What’s the whole deal about?

It’s a bicycle rental service where you can pick up the cycle from one station and ride off to another station close to the destination. This process is fully automated with no manual intervention involved with the aid of an app.

A couple of places in Bangalore have the service. The whole educational hub of Ashwath Nagar, with Ramaiah & IISc around. The other place is the startup hub of Koramangala. Both these areas have early adopters making them good for testing and product iteration.

How does this work?

The product has two components: The cycle (mechanical hardware) and the electronic components/software including the app. The whole experience is an amalgamation of the two aspects.

  • You locate the station close to starting point on a map. The green tags are the cycle stations.
  • You spot the cycle you like. All are the same but you still gotta choose !!
  • Finally, open the app and unlock the cycle by pointing the phone camera at the QR code.

The technology part is primarily when starting and ending the trips at the designated cycle stations. The cycle is similar to any other ordinary one.

  • The cycles are all of the standardised types with a disc brake at the front.
  • They definitely seem to be imported from China.
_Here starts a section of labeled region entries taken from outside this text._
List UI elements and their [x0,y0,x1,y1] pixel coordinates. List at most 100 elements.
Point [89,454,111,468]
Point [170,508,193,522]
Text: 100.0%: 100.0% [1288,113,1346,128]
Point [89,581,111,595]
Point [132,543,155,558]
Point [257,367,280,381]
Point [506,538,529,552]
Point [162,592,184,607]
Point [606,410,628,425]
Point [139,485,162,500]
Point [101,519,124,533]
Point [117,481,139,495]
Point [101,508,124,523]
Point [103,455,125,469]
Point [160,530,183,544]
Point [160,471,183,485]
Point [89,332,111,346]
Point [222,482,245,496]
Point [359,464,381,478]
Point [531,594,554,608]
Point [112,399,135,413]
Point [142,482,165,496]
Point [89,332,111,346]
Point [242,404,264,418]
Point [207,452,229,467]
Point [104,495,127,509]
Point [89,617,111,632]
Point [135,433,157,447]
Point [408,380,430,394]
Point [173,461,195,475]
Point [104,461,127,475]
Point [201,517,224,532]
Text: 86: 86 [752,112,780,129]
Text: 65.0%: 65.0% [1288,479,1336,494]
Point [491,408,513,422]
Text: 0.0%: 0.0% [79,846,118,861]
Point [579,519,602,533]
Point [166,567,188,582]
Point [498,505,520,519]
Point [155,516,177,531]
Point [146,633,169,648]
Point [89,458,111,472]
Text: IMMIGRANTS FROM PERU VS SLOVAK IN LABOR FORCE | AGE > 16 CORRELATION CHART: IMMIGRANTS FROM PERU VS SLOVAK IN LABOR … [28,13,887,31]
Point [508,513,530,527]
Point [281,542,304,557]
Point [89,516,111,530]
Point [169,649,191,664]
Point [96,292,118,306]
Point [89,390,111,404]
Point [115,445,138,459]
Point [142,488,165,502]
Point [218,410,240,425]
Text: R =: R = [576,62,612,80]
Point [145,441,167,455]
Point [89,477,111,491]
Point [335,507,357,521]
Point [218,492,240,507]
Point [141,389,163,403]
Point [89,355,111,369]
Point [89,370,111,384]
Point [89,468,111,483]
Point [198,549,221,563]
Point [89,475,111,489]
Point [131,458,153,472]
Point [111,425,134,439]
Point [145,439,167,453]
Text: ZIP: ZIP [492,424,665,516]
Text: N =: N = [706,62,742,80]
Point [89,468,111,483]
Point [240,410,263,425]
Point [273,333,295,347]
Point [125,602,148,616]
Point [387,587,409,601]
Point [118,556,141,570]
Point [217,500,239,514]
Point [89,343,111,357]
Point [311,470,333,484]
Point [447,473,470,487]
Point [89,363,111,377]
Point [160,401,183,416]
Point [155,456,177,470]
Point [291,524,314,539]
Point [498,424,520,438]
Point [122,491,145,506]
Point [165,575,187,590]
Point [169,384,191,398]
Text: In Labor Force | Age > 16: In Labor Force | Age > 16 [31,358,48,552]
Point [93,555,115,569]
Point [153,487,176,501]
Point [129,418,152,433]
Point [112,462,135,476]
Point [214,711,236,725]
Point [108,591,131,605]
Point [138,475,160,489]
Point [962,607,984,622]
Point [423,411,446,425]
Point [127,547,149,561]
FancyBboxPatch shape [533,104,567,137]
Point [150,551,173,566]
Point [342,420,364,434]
Experience: Technology & Challenges

The technology while seemingly simple has quite a few challenges before this becomes a seem less experience and becomes a mass product.

Battery :

The smart locks probably have a battery that unlocks the physical lock of the cycle. Quite often, a drained out battery will result in a trip starting on the app but the cycle won’t unlock.

Phone GPS :

The other issue is the inaccuracy of mobile GPS which has an error radius of a few meters. This often results in users’ unable to end trips. The GPS location is unmatched with the destination cycle and you are not able to end the trip.


You have a pin available on maps to point to the right destination. GPS now acts only as a rough estimate. It definitely solves this problem.

Experience: Customer Service & Operations

The customer experience was very prompt and automated with refunds processed in a couple of minutes for failed trips.

  • This makes sense because you are better off refunding than putting together a phone-based customer service.
  • The low cost of the product makes sense for something like that, but it will become an economic hindrance when trying to scale up.
  • There is also the operational challenge of theft etc but I guess, the smart lock must be having some kind of provision to deal with that.

Despite the challenges, Pedl is an amazing concept which should be able to capture people’s attention as health consciousness and lifestyle become more popular. The way the product is being rolled out should act as a lesson in Product Management with the systematic process and experimental learning at the core.

Edit: Unfortunately, the whole cycle’s concept has failed to take off in Bangalore. Pedl has been discontinued, Ofo (Chinese Guys) dumped the cycles and left. The only remaining player Ulu has pivoted to a small electric scooter type vehicle.


  • The infrastructure issue was always going to be a problem.
  • The cycles had lots of hardware issues in terms of the lock. It often got stuck and proved to be the Achilles heel otherwise overall well-done product experience.
  • The unit economics never probably made sense taking the hardware failure rate into account.
  • The service had to achieve critical mass for the availability of cycles in different stations.
  • Un-symmetric usage like riding the cycle to work during the morning but rick by evening meant Pedl had to constantly transport cycles to maintain decent availability in each station.